Consider this ‘Nigel Slater: The Origin Story’. Reaching The Other Palace via Manchester’s The Lowry – where it premiered in 2018 – and the Edinburgh Fringe, ‘Toast’ is playwright Henry Filloux-Bennett’s loving adaptation of the food writer’s acclaimed memoir of the same name.

‘Toast’, the play, turns a spotlight on the tragedy-tinged childhood of Nigel (Giles Cooper) in 1960s West Midlands, from ages nine to 16. It covers the early death of his Mum (Lizzie Muncey) and then his strained, often awful relationship with his grieving, increasingly violent Dad (Stephen Ventura).

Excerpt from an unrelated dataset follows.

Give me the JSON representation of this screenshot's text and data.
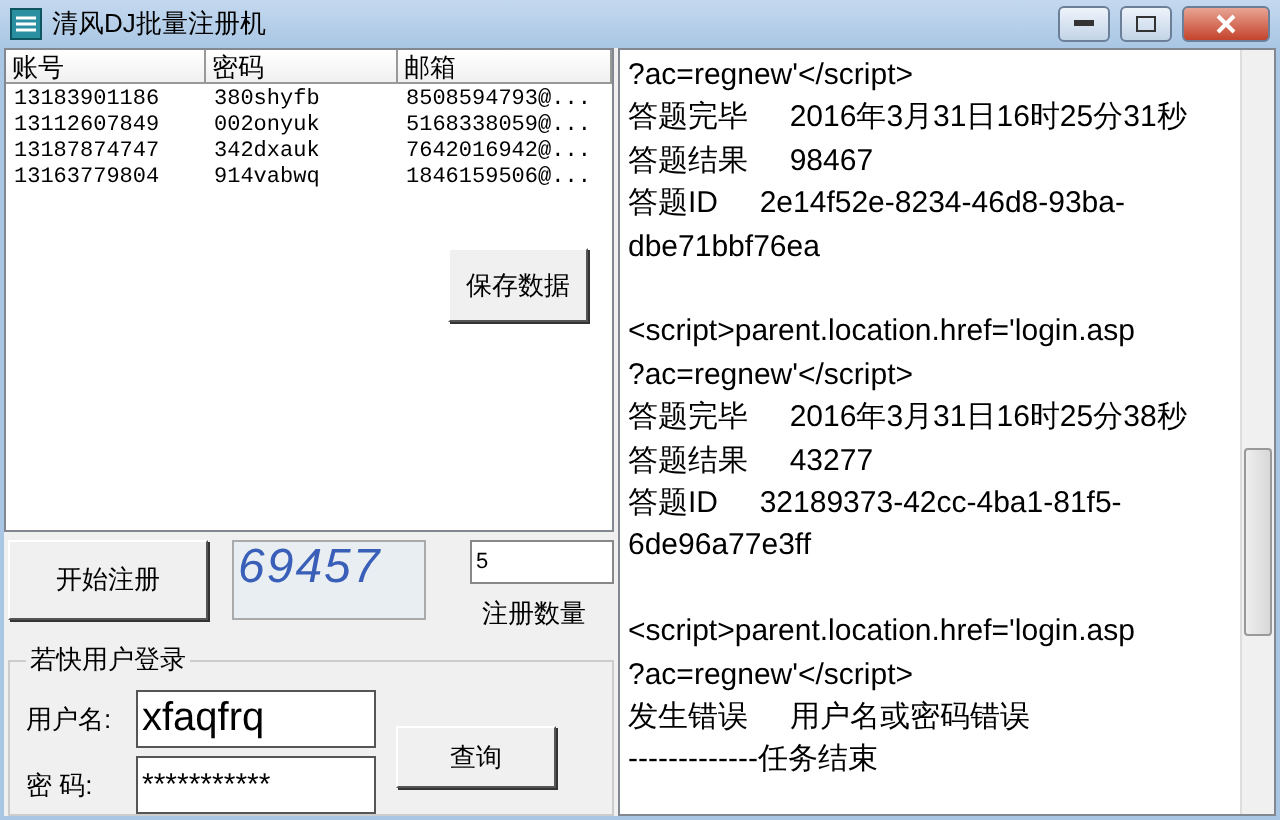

Filloux-Bennett’s script suffers a little from the ping-pong effect common to many memoir adaptations, sometimes bouncing too breathlessly between major events. But where ‘Toast’ succeeds is in capturing the same intoxicating, engrossing pleasure of food that the real-life Slater turns into mouth-watering poetry in his cookbooks. It’s woven into every part of Nigel’s life, beginning with his nine-year-old self’s commentary on making jam tarts with Mum. Later, it’s part of domestic warfare with step-mum Joan.

Every meal tells a story in Slater’s writing and the same is true here. From the deeply traditional family’s disastrous experiment with spaghetti bolognese, to Nigel’s Victoria sandwich one-upmanship with Joan, food is funny, a waft of nostalgia and sometimes burnt at the edges.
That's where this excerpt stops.